During the pandemic lockdown, Livingston also explored past pain in other ways—stumbling upon 72 boxes of childhood writing books, including one in which he directly addresses being sexually abused around age five. It was a heavy period of self-examination, but the songwriter eventually found the sense of healing that he filtered into Like Neptune—an often somber but frequently cathartic record created—in part while staying at a cabin in upstate New York. Drawing from his typically broad sonic canvas, Livingston developed many of the album’s tracks from minimalist beats made on iPad apps.

“Over the years, I’d struggled with trying to bring things on the road with me and setting up in my hotel room,” Livingston says. “And 25 percent of the time was spent just hooking everything up. I’d always end up frustrated with it. I realized that just wasn’t working for me, and I started poking around to see how much I could do with an iPad. I’d always done that kind of stuff with the early iOS apps, like EasyBeats and GarageBand. I started to dig in with the iPad on a bunch of different apps, [including] Native Instruments’ iMaschine. It’s laid out like an MPC, which, for me, is kind of everything. That was my beginning as far as beat-making goes, so anything that reminds me of that usually works.”

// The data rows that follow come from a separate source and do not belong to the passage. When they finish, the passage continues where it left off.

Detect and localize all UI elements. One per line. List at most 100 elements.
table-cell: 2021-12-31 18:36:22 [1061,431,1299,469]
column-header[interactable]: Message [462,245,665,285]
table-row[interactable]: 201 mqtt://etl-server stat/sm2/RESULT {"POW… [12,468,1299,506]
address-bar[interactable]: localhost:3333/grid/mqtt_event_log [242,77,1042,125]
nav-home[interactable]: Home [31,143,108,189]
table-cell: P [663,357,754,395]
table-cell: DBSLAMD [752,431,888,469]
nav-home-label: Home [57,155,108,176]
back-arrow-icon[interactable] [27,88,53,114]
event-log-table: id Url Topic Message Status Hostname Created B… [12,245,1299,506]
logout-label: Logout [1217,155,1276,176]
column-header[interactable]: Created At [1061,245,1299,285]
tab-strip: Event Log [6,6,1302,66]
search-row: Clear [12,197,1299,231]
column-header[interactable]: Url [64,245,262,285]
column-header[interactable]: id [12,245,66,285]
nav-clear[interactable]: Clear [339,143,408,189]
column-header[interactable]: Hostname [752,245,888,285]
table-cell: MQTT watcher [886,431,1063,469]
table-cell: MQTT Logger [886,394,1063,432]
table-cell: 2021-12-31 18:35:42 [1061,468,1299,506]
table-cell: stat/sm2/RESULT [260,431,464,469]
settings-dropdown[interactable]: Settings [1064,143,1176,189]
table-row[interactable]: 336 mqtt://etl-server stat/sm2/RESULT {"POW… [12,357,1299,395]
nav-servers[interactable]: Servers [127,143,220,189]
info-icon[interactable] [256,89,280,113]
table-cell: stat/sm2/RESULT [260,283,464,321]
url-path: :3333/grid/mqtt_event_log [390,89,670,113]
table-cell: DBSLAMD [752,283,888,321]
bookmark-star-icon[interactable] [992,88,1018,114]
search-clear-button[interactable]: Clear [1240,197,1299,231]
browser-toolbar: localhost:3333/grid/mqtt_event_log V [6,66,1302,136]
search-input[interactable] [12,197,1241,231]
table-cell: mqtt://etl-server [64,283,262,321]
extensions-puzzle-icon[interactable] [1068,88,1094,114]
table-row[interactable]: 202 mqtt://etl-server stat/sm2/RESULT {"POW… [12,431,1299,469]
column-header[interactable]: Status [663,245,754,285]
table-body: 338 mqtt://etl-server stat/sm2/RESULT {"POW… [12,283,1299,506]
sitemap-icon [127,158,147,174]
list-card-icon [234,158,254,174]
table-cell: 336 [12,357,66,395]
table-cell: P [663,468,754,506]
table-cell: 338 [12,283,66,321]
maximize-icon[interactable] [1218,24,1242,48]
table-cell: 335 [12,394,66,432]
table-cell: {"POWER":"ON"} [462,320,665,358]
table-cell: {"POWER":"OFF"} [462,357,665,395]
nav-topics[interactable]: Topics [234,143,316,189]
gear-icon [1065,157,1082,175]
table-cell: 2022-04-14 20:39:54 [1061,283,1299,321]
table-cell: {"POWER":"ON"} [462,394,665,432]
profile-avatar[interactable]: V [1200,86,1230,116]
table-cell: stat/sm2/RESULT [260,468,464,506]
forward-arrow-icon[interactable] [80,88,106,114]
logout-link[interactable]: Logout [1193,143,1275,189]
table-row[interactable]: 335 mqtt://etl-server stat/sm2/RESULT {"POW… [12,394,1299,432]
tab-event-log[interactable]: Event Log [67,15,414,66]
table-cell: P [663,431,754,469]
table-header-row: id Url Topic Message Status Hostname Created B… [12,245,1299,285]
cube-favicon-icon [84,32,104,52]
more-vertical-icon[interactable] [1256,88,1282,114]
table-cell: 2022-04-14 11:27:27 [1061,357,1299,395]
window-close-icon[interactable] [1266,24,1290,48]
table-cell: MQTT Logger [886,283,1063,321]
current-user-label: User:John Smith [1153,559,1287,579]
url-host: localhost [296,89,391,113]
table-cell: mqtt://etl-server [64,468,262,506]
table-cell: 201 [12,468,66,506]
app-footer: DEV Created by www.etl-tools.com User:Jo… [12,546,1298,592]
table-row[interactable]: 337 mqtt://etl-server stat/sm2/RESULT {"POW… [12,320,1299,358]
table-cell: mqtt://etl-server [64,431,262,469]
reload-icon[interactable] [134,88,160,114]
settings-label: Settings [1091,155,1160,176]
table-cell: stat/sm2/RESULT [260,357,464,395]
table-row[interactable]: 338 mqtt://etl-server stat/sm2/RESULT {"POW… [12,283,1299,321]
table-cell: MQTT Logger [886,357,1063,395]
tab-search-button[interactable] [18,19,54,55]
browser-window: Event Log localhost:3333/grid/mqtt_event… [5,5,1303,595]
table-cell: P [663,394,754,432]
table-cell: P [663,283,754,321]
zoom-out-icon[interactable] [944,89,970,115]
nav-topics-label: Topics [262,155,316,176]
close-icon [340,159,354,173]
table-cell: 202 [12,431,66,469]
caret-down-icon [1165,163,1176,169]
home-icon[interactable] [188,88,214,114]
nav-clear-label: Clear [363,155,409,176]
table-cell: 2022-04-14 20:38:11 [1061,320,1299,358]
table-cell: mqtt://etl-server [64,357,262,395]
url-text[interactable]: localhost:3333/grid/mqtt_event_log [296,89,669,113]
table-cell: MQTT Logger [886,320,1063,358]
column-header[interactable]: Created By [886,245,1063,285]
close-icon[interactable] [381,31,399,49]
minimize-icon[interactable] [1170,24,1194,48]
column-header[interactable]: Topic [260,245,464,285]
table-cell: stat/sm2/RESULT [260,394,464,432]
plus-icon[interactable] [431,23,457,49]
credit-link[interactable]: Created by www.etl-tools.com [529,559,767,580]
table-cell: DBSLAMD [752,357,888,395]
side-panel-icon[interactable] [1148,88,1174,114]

By the winter 2020, he’d accumulated roughly 150 beats—some of which, like “Deeper,” made it onto Like Neptune with little embellishment. “That one’s really as it was in the iPad,” he says. “There’s a bit of a Prince influence—and there’s something about the guitar that turns a little bluesy, which is odd, even to me. When I listened to it, I thought, ‘That’s weird, but it works.’ It’s interesting how often you’re hearing this complex thing, but, when you analyze it, you realize, ‘There’s not much here. There are two or three things doing everything.’ [This album] was a lot less exacting in general for me, production[1]wise. For a long time, I’d do a direct guitar and think, ‘I’ll do that over,’ but this time, it was more about catching the ideas as they came and being content with what they were in the beginning.”

Some moments feel disarmingly intimate: On “6AM,” Livingston belts about romantic longing over some woozy synths and threadbare percussion; the gospel-tinged “Didn’t Mean a Thing” is mostly just his voice, pleading in glorious rasp about gratefulness, chased by bursts of organ and reversed electric guitar. Other moments are more notably cinematic, like the opening funk groove of “Drummer” and the spacey finale of “What’s Good,” which Livingston built from lengthy loop experimentation in the digital audio workstation Ableton Live. “That song, at one point, was like 20 minutes,” he says. “And I just slowly cut it down. I probably did more with that than the rest of the record combined. It was really liberating.”

The same could be said about the entire process of crafting Like Neptune, therapy included.

“There are a bunch of different levels,” he says. “Some people might just dive into everything. But I think, for most people, you’re gonna stick your toe in first, and then maybe you dangle your feet, and then you go onto your knees on the steps. It’s asking a lot for everyone to be so open and trusting that they just throw caution to the wind right away. But I’ve come to see my initial reluctance and be a little kinder to the part of myself that was wary.”